38. The method of claim 37, wherein the disease is colorectal cancer, glioblastoma, age-related macular degeneration, diabetic retinopathy, or retinitis pigmentosa (RP).

40. A method of inhibiting cell migration in a subject in need thereof, comprising administering a therapeutically effective amount of the polypeptide of any one of claims 16 to 19 or the composition of claim 22 to the subject.

41. The method of claim 40, wherein the subject has an ocular disease or cancer.
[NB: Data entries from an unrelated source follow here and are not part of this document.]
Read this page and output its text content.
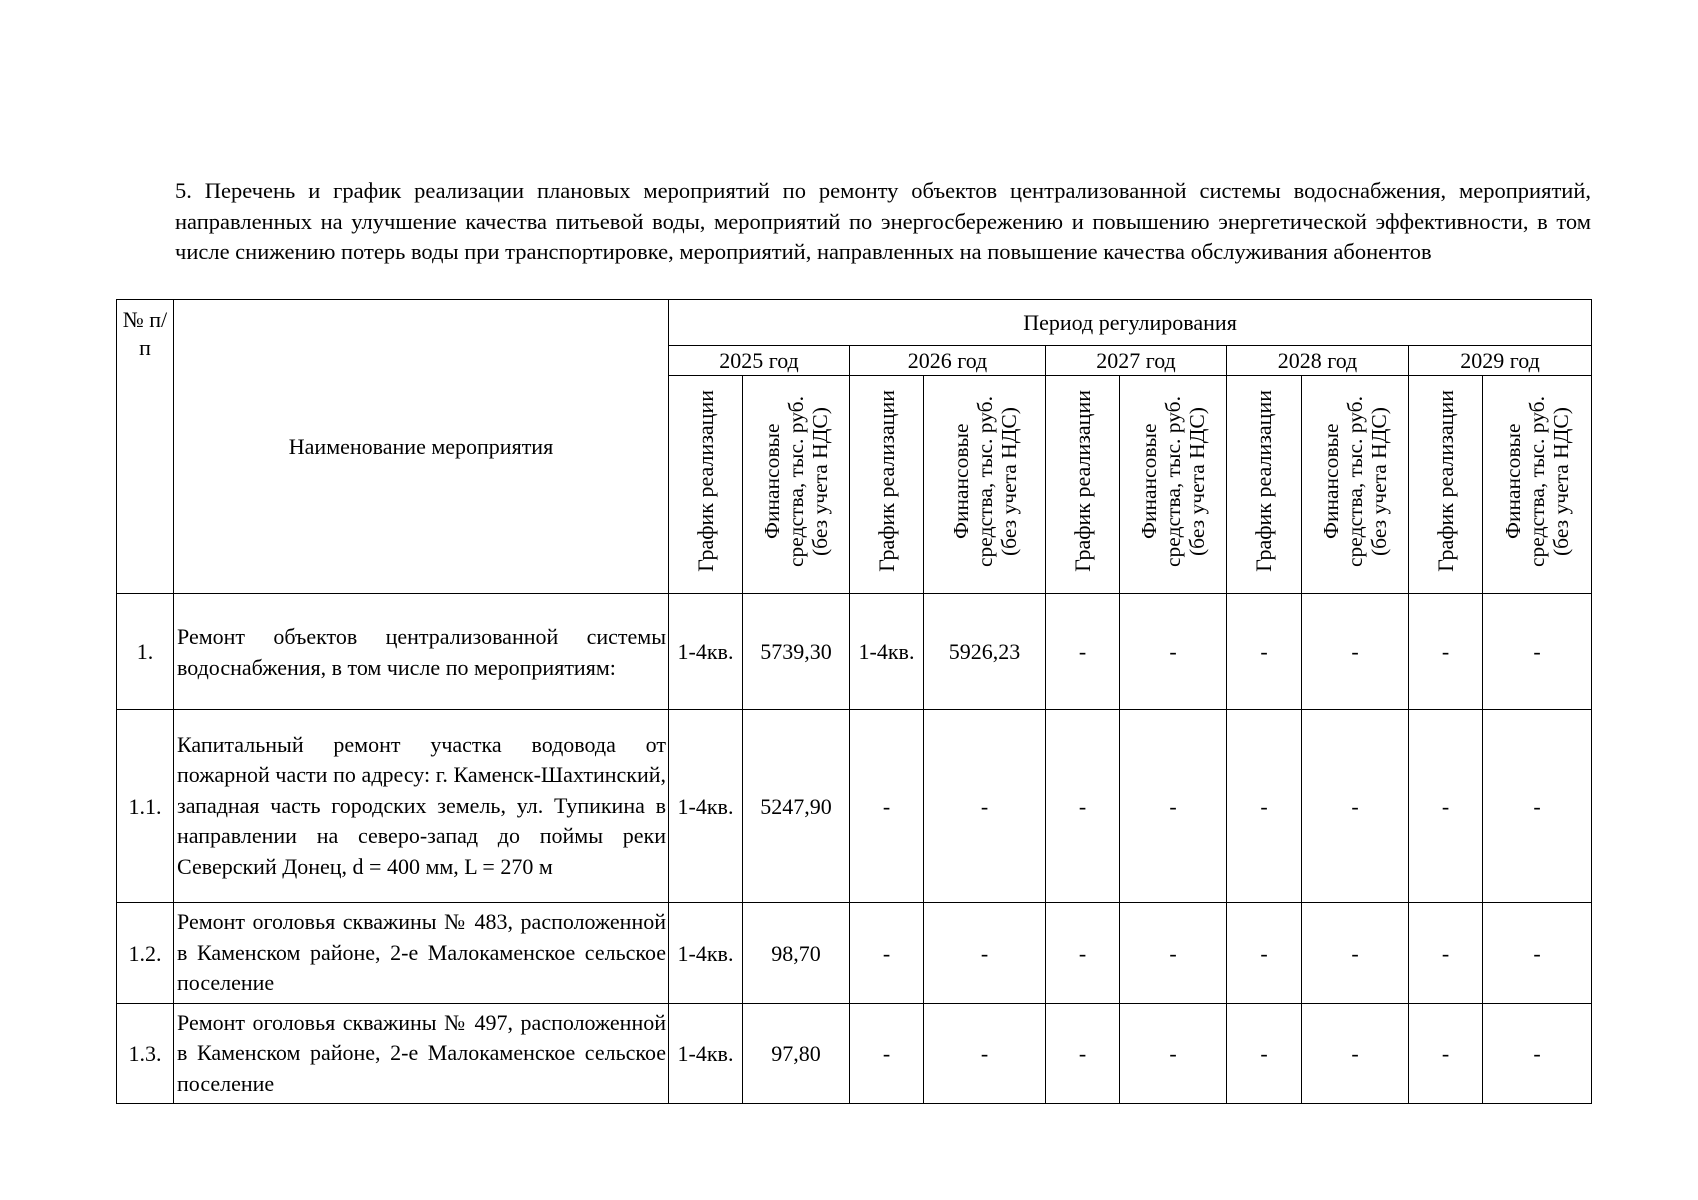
5. Перечень и график реализации плановых мероприятий по ремонту объектов централизованной системы водоснабжения, мероприятий, направленных на улучшение качества питьевой воды, мероприятий по энергосбережению и повышению энергетической эффективности, в том числе снижению потерь воды при транспортировке, мероприятий, направленных на повышение качества обслуживания абонентов
№ п/п	Наименование мероприятия	Период регулирования									
		2025 год		2026 год		2027 год		2028 год		2029 год	
		График реализации	Финансовые
средства, тыс. руб.
(без учета НДС)	График реализации	Финансовые
средства, тыс. руб.
(без учета НДС)	График реализации	Финансовые
средства, тыс. руб.
(без учета НДС)	График реализации	Финансовые
средства, тыс. руб.
(без учета НДС)	График реализации	Финансовые
средства, тыс. руб.
(без учета НДС)
1.	Ремонт объектов централизованной системы водоснабжения, в том числе по мероприятиям:	1-4кв.	5739,30	1-4кв.	5926,23	-	-	-	-	-	-
1.1.	Капитальный ремонт участка водовода от пожарной части по адресу: г. Каменск-Шахтинский, западная часть городских земель, ул. Тупикина в направлении на северо-запад до поймы реки Северский Донец, d = 400 мм, L = 270 м	1-4кв.	5247,90	-	-	-	-	-	-	-	-
1.2.	Ремонт оголовья скважины № 483, расположенной в Каменском районе, 2-е Малокаменское сельское поселение	1-4кв.	98,70	-	-	-	-	-	-	-	-
1.3.	Ремонт оголовья скважины № 497, расположенной в Каменском районе, 2-е Малокаменское сельское поселение	1-4кв.	97,80	-	-	-	-	-	-	-	-
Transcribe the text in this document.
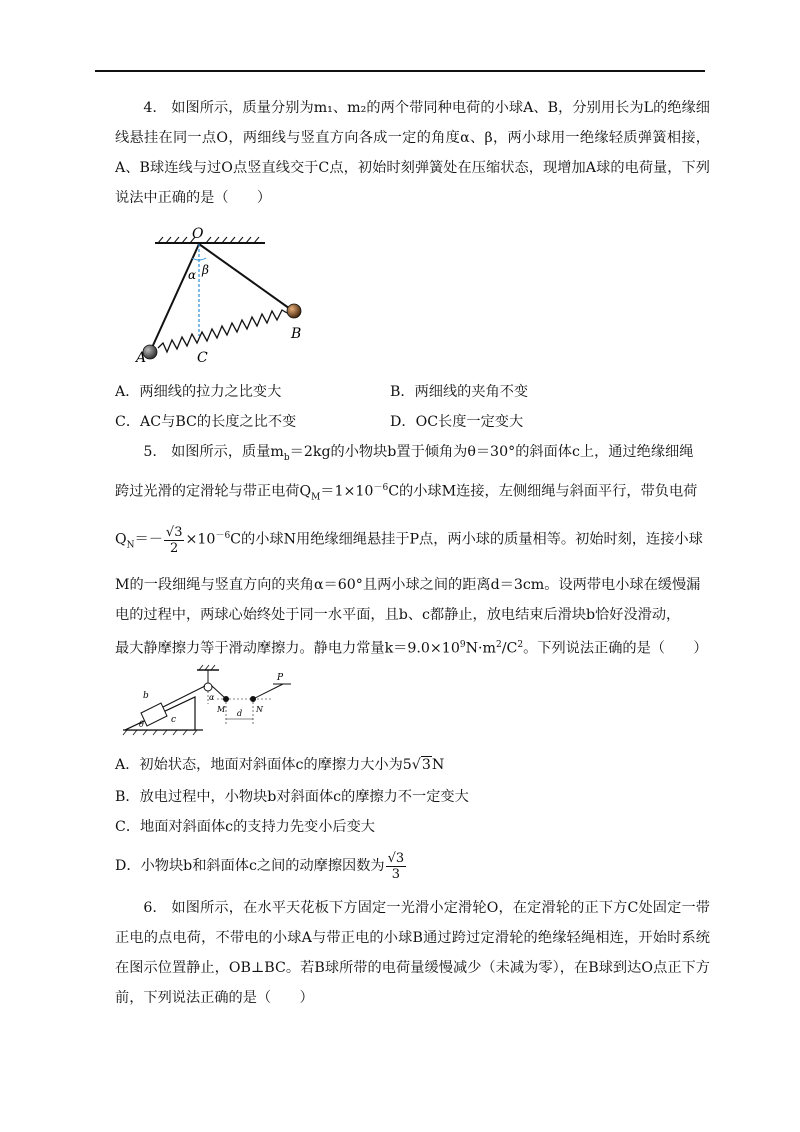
4.　如图所示，质量分别为m₁、m₂的两个带同种电荷的小球A、B，分别用长为L的绝缘细线悬挂在同一点O，两细线与竖直方向各成一定的角度α、β，两小球用一绝缘轻质弹簧相接，A、B球连线与过O点竖直线交于C点，初始时刻弹簧处在压缩状态，现增加A球的电荷量，下列说法中正确的是（　　）

O
α β
A	C
B
A．两细线的拉力之比变大	B．两细线的夹角不变
C．AC与BC的长度之比不变	D．OC长度一定变大

5.　如图所示，质量$m_b=2kg$的小物块b置于倾角为θ＝30°的斜面体c上，通过绝缘细绳

跨过光滑的定滑轮与带正电荷$Q_M=1\times 10^{-6}C$的小球M连接，左侧细绳与斜面平行，带负电荷

$Q_N=- \frac{√3}{2} \times 10^{-6}C$的小球N用绝缘细绳悬挂于P点，两小球的质量相等。初始时刻，连接小球

M的一段细绳与竖直方向的夹角α＝60°且两小球之间的距离d＝3cm。设两带电小球在缓慢漏

电的过程中，两球心始终处于同一水平面，且b、c都静止，放电结束后滑块b恰好没滑动，

最大静摩擦力等于滑动摩擦力。静电力常量$k=9.0\times 10^9N\cdot m^2/C^2$。下列说法正确的是（　　）

b
c
θ
α
M	N
d
P

A．初始状态，地面对斜面体c的摩擦力大小为5√3N

B．放电过程中，小物块b对斜面体c的摩擦力不一定变大

C．地面对斜面体c的支持力先变小后变大

D．小物块b和斜面体c之间的动摩擦因数为 $\frac{√3}{3}$

6.　如图所示，在水平天花板下方固定一光滑小定滑轮O，在定滑轮的正下方C处固定一带正电的点电荷，不带电的小球A与带正电的小球B通过跨过定滑轮的绝缘轻绳相连，开始时系统在图示位置静止，OB⊥BC。若B球所带的电荷量缓慢减少（未减为零），在B球到达O点正下方前，下列说法正确的是（　　）
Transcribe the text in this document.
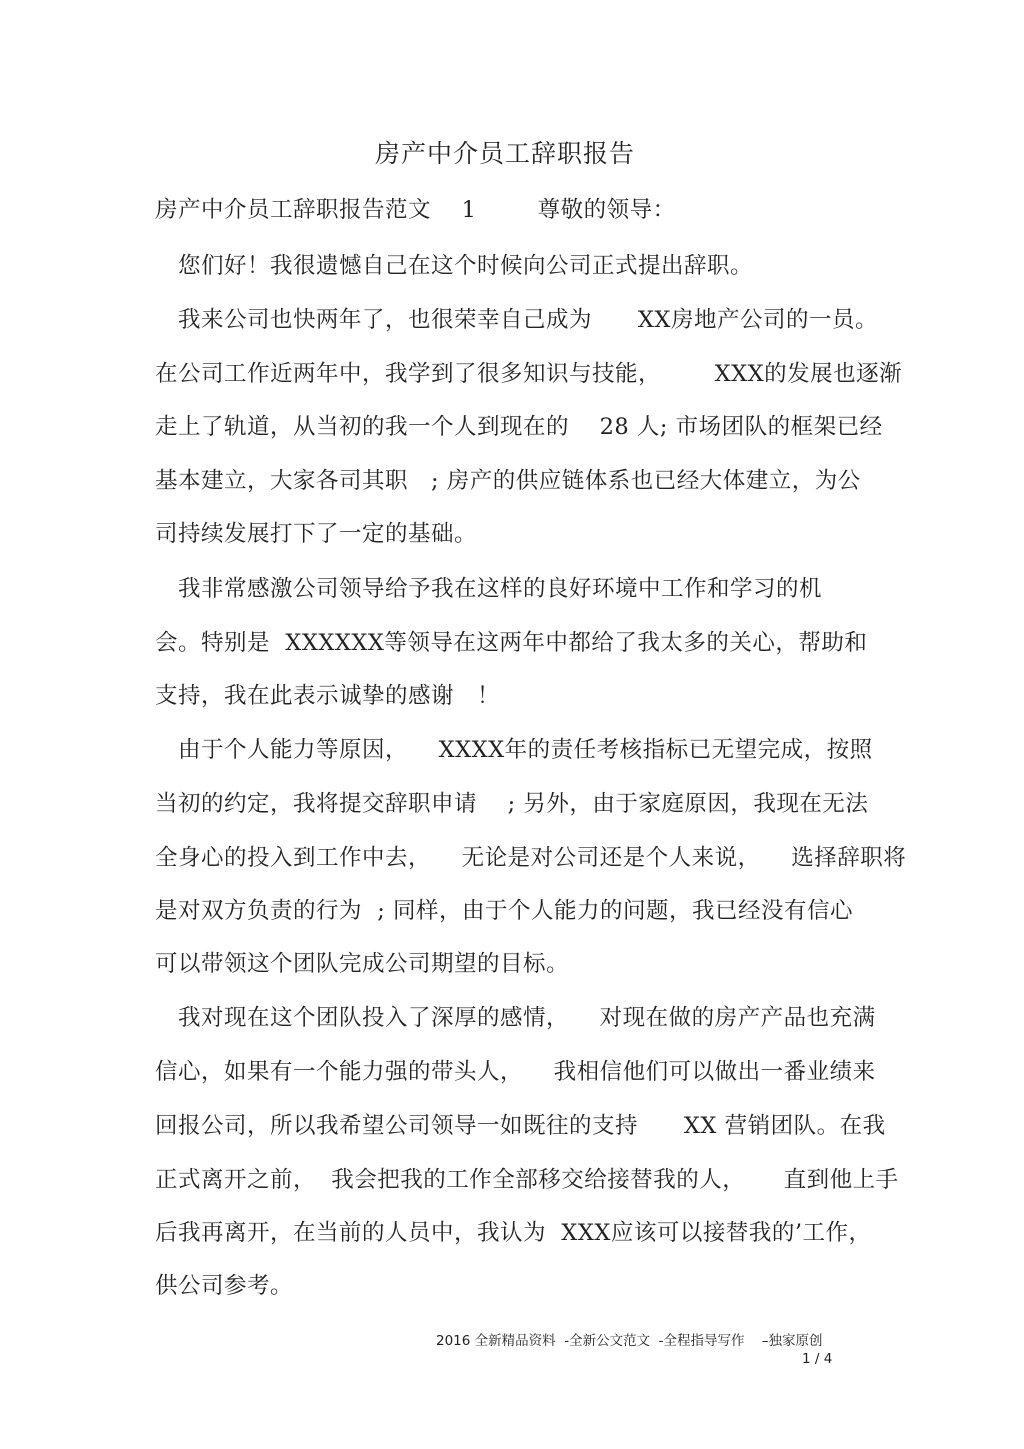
房产中介员工辞职报告
房产中介员工辞职报告范文    1        尊敬的领导：
您们好！我很遗憾自己在这个时候向公司正式提出辞职。
我来公司也快两年了，也很荣幸自己成为      XX房地产公司的一员。
在公司工作近两年中，我学到了很多知识与技能，       XXX的发展也逐渐
走上了轨道，从当初的我一个人到现在的    28 人; 市场团队的框架已经
基本建立，大家各司其职   ; 房产的供应链体系也已经大体建立，为公
司持续发展打下了一定的基础。
我非常感激公司领导给予我在这样的良好环境中工作和学习的机
会。特别是  XXXXXX等领导在这两年中都给了我太多的关心，帮助和
支持，我在此表示诚挚的感谢   ！
由于个人能力等原因，    XXXX年的责任考核指标已无望完成，按照
当初的约定，我将提交辞职申请    ; 另外，由于家庭原因，我现在无法
全身心的投入到工作中去，    无论是对公司还是个人来说，    选择辞职将
是对双方负责的行为  ; 同样，由于个人能力的问题，我已经没有信心
可以带领这个团队完成公司期望的目标。
我对现在这个团队投入了深厚的感情，    对现在做的房产产品也充满
信心，如果有一个能力强的带头人，    我相信他们可以做出一番业绩来
回报公司，所以我希望公司领导一如既往的支持      XX 营销团队。在我
正式离开之前，  我会把我的工作全部移交给接替我的人，     直到他上手
后我再离开，在当前的人员中，我认为  XXX应该可以接替我的’工作，
供公司参考。
2016 全新精品资料  -全新公文范文  -全程指导写作    –独家原创
1 / 4
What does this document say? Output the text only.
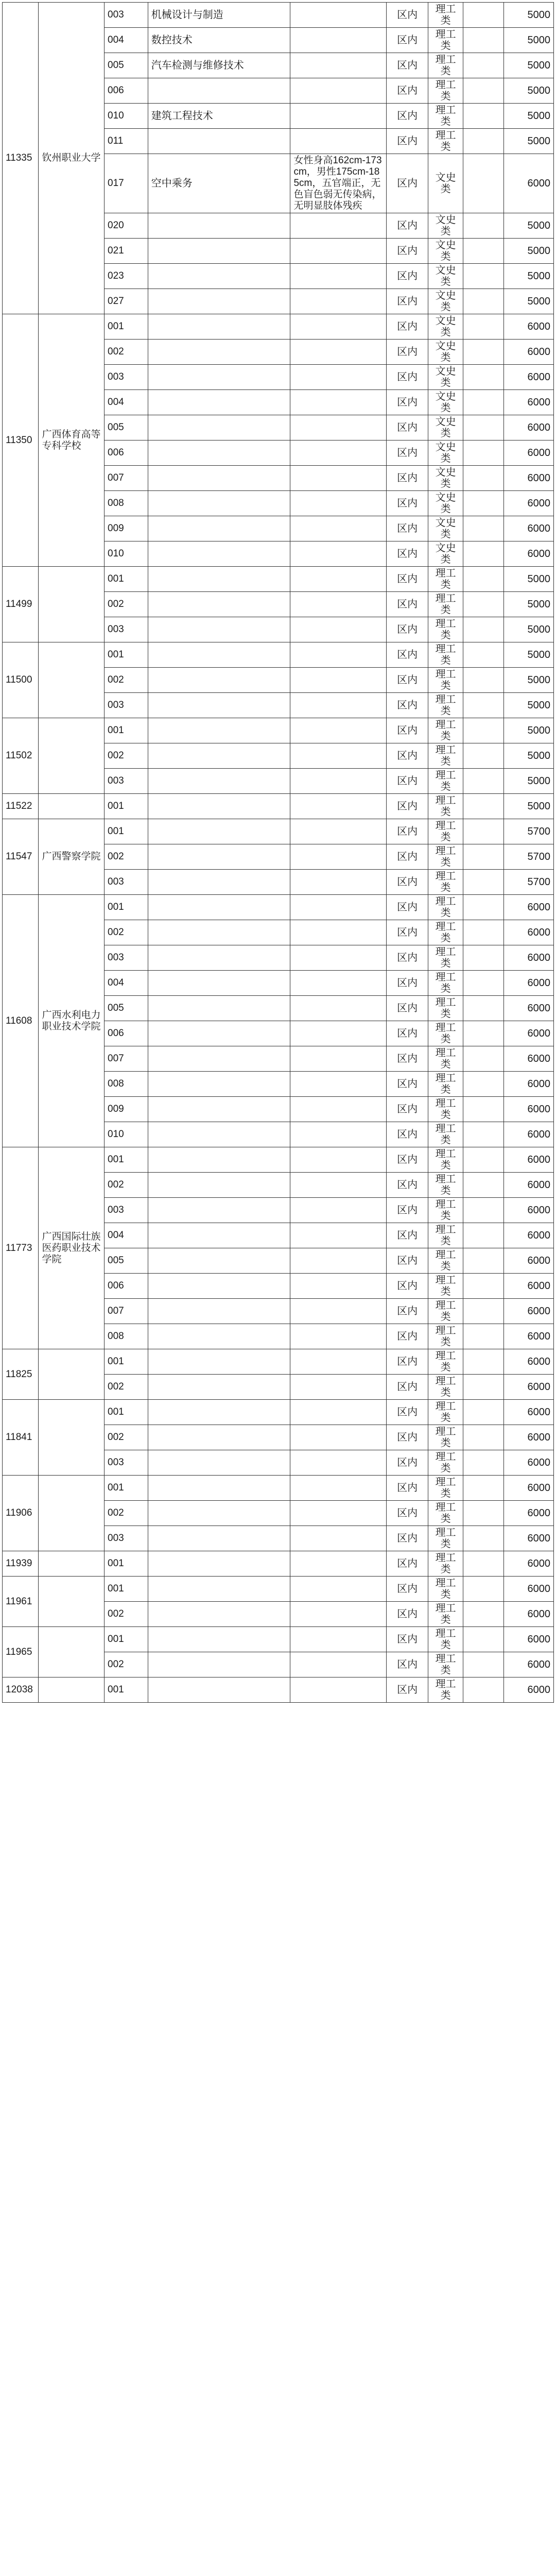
11335	钦州职业大学	003	机械设计与制造		区内	理工类		5000
		004	数控技术		区内	理工类		5000
		005	汽车检测与维修技术		区内	理工类		5000
		006			区内	理工类		5000
		010	建筑工程技术		区内	理工类		5000
		011			区内	理工类		5000
		017	空中乘务	女性身高162cm-173cm，男性175cm-185cm，五官端正，无色盲色弱无传染病，无明显肢体残疾	区内	文史类		6000
		020			区内	文史类		5000
		021			区内	文史类		5000
		023			区内	文史类		5000
		027			区内	文史类		5000
11350	广西体育高等专科学校	001			区内	文史类		6000
		002			区内	文史类		6000
		003			区内	文史类		6000
		004			区内	文史类		6000
		005			区内	文史类		6000
		006			区内	文史类		6000
		007			区内	文史类		6000
		008			区内	文史类		6000
		009			区内	文史类		6000
		010			区内	文史类		6000
11499		001			区内	理工类		5000
		002			区内	理工类		5000
		003			区内	理工类		5000
11500		001			区内	理工类		5000
		002			区内	理工类		5000
		003			区内	理工类		5000
11502		001			区内	理工类		5000
		002			区内	理工类		5000
		003			区内	理工类		5000
11522		001			区内	理工类		5000
11547	广西警察学院	001			区内	理工类		5700
		002			区内	理工类		5700
		003			区内	理工类		5700
11608	广西水利电力职业技术学院	001			区内	理工类		6000
		002			区内	理工类		6000
		003			区内	理工类		6000
		004			区内	理工类		6000
		005			区内	理工类		6000
		006			区内	理工类		6000
		007			区内	理工类		6000
		008			区内	理工类		6000
		009			区内	理工类		6000
		010			区内	理工类		6000
11773	广西国际壮族医药职业技术学院	001			区内	理工类		6000
		002			区内	理工类		6000
		003			区内	理工类		6000
		004			区内	理工类		6000
		005			区内	理工类		6000
		006			区内	理工类		6000
		007			区内	理工类		6000
		008			区内	理工类		6000
11825		001			区内	理工类		6000
		002			区内	理工类		6000
11841		001			区内	理工类		6000
		002			区内	理工类		6000
		003			区内	理工类		6000
11906		001			区内	理工类		6000
		002			区内	理工类		6000
		003			区内	理工类		6000
11939		001			区内	理工类		6000
11961		001			区内	理工类		6000
		002			区内	理工类		6000
11965		001			区内	理工类		6000
		002			区内	理工类		6000
12038		001			区内	理工类		6000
42. The method of claim 41 , wherein the disease is colorectal cancer, glioblastoma, age-related macular degeneration, diabetic retinopathy, or retinitis pigmentosa (RP).

43. A method for diagnosis or prognosis of multiple sclerosis in a subject in need thereof, comprising determining whether the Vl-V domain of netrin, or a proteolytic fragment thereof, is present in CSF, in blood, or in a lesion in the subject.

44. The polypeptide of any one of the preceding claims, wherein the polypeptide is derived from the sequence of netrin-1 , netrin-2, netrin-3, netrin-4, or a recombinant version thereof.

45. A modification, variant, homologue, fragment or derivative of the polypeptide of claim 44 which selectively inhibits cell growth or migration.

46. The polypeptide of any one of the preceding claims, or a functional derivative thereof.